Ending on September 22, this year’s sunny season will be at least one degree higher than the historical average.
According to Jose Maria Sanchez-Laulhe, director of the Malaga Meteorological Centre, temperature rises have been occurring since 2000 with the anomaly of 2013, the only year in the series in which there was a drop in the average temperature compared to the previous year.
This warmer than usual summer has been preceded by a spring that has been characterised by rising average temperatures, not so much by high maximum temperatures, but by minimum temperatures—which have registered more than one degree above the historical record.
In fact, according to official records, the Iberian Peninsula has been 0.4 degrees warmer than usual over the last three months, a figure that reflects the upward trend of the thermometer.

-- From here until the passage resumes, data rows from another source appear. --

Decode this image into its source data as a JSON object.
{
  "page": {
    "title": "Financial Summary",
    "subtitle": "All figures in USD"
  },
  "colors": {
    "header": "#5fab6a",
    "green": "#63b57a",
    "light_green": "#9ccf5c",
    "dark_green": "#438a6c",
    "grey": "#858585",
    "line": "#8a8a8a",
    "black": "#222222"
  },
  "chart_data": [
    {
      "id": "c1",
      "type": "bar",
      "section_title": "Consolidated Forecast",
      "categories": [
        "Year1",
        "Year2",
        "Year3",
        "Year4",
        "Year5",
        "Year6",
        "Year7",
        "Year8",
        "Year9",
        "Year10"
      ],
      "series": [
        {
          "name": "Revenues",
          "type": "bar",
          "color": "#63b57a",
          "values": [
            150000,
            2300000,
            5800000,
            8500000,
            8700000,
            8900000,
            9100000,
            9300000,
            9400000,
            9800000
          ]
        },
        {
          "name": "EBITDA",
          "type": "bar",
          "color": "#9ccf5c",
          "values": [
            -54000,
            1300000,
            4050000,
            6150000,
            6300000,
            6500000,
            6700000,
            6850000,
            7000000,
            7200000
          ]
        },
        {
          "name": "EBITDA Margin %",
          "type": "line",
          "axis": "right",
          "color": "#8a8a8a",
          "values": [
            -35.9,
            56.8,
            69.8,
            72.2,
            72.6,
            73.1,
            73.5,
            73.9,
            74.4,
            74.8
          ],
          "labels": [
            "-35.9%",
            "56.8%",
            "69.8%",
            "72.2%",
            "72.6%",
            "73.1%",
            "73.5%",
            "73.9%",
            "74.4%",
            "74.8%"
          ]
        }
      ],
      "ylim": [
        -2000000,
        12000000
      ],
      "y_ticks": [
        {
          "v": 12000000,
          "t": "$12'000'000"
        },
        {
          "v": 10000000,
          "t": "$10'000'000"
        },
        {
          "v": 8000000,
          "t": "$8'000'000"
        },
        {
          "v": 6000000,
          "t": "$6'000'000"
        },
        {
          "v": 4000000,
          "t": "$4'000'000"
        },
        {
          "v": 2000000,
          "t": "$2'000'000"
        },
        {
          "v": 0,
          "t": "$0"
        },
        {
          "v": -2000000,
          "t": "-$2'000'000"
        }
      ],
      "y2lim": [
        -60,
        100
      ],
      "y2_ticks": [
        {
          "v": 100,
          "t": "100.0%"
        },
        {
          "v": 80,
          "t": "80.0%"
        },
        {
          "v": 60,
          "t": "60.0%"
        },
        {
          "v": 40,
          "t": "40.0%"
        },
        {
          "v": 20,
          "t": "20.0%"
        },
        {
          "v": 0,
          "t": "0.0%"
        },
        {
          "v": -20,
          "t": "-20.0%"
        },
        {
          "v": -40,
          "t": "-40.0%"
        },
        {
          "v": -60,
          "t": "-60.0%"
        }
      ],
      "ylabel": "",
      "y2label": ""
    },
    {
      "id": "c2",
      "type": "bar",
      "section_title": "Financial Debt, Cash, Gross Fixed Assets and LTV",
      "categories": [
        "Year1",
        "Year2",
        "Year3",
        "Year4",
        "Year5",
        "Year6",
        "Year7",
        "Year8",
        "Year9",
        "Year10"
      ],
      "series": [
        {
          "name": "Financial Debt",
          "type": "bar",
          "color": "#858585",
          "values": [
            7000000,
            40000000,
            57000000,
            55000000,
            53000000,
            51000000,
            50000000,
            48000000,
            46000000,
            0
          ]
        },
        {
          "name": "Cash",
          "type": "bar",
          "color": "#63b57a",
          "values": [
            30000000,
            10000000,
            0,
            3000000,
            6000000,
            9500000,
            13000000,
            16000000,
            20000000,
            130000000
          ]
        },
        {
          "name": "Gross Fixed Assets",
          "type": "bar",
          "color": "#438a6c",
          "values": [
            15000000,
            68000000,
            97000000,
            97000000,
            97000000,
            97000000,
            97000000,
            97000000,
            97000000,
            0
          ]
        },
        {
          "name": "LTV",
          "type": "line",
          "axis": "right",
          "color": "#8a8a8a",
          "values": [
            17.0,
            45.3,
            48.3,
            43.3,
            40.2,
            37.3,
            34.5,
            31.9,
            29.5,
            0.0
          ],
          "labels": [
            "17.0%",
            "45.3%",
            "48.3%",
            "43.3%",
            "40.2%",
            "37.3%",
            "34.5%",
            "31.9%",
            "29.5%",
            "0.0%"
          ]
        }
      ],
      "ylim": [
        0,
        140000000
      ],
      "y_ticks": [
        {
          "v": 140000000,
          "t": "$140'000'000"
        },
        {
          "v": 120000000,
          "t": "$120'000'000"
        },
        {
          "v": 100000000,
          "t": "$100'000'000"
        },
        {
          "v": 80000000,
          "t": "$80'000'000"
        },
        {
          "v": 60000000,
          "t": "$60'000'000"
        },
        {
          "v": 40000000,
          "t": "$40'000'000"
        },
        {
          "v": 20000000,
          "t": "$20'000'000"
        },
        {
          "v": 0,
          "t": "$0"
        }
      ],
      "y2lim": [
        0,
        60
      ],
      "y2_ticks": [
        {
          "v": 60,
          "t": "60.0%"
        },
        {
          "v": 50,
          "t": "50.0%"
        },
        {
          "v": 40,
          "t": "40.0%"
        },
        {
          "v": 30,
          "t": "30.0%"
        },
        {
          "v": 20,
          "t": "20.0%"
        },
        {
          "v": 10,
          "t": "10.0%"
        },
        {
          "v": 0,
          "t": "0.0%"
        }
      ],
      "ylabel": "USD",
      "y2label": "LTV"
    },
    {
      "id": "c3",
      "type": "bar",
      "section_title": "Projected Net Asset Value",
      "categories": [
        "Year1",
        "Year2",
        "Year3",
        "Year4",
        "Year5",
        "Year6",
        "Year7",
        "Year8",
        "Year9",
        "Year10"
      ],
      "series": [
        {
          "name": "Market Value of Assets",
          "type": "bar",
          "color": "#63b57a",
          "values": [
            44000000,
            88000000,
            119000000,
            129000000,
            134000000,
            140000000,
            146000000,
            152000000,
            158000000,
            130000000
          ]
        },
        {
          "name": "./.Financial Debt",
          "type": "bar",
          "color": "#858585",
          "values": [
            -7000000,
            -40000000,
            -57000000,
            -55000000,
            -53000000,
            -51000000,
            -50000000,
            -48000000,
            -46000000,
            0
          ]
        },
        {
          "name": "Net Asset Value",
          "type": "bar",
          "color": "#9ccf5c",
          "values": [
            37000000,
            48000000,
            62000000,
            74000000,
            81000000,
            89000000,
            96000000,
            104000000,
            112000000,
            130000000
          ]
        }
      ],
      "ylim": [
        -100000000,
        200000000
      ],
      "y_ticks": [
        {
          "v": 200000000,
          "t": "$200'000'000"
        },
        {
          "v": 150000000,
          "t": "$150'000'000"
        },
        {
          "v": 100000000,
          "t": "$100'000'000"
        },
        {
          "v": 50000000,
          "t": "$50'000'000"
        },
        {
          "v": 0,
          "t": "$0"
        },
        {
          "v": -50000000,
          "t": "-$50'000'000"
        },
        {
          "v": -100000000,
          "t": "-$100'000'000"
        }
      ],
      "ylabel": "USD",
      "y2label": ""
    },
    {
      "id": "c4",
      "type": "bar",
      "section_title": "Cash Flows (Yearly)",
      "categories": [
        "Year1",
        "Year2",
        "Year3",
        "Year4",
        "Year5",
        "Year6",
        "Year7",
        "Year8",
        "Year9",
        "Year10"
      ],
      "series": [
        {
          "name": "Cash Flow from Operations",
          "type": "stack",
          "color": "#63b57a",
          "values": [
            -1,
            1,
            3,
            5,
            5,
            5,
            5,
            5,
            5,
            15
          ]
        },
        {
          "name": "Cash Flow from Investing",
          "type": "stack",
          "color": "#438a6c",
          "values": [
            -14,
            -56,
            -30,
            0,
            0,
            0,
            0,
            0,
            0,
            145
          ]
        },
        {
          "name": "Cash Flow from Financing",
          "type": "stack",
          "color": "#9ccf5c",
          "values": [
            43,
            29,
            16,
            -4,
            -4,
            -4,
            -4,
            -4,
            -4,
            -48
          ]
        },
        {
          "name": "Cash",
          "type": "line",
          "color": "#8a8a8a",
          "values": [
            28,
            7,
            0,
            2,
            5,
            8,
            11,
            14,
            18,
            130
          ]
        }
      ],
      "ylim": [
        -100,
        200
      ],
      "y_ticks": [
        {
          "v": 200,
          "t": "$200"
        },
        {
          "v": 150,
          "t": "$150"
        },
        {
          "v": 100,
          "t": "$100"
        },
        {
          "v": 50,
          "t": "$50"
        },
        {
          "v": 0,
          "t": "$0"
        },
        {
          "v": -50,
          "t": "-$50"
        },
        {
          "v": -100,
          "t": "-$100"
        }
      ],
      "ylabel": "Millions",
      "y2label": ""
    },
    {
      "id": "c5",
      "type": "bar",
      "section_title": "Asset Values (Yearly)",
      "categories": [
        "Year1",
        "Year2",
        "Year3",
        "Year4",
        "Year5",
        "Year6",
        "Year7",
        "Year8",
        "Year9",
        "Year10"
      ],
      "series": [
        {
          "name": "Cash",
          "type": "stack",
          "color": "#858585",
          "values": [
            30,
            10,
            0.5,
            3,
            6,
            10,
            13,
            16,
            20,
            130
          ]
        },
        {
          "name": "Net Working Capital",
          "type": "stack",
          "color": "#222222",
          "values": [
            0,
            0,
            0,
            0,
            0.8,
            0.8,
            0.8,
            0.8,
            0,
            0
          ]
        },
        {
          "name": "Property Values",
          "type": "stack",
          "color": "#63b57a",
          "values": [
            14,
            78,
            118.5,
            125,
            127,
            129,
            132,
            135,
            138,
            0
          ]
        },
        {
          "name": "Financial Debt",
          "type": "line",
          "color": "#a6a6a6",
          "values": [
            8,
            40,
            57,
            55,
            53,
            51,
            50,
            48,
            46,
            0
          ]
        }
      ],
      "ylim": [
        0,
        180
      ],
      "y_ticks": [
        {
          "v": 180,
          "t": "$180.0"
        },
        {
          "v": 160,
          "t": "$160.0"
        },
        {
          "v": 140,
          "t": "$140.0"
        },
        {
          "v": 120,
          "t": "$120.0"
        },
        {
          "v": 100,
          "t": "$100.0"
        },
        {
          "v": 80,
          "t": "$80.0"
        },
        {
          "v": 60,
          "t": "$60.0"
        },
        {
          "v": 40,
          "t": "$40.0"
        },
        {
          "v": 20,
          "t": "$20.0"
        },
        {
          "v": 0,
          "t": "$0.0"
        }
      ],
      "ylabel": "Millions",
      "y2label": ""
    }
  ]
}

Going on the anomalies that Malaga has experienced this spring, including breaking the all time high since official records began in 1942 for sizzling temperatures in May—when the gauge, located the weather station at the Malaga-Costa del Sol Airport, shot up to 35.4ºC—the forecast for the imminent summer is that temperatures will be above average throughout much of Spain, especially in the east of the peninsula and the Balearic Islands.
Sanchez-Laulhe blames this persistent thermal anomaly on ‘greenhouse gases and climate change.’
“Beyond the cooling of the 1970s, the last few years have been the highest on record, so such a prolonged trend could only be explained by this effect.” Sanchez-Laulhe said.
Last year was the fourth hottest year on record at Malaga Airport, a figure that Sanchez-Laulhe expects to be repeated this summer season.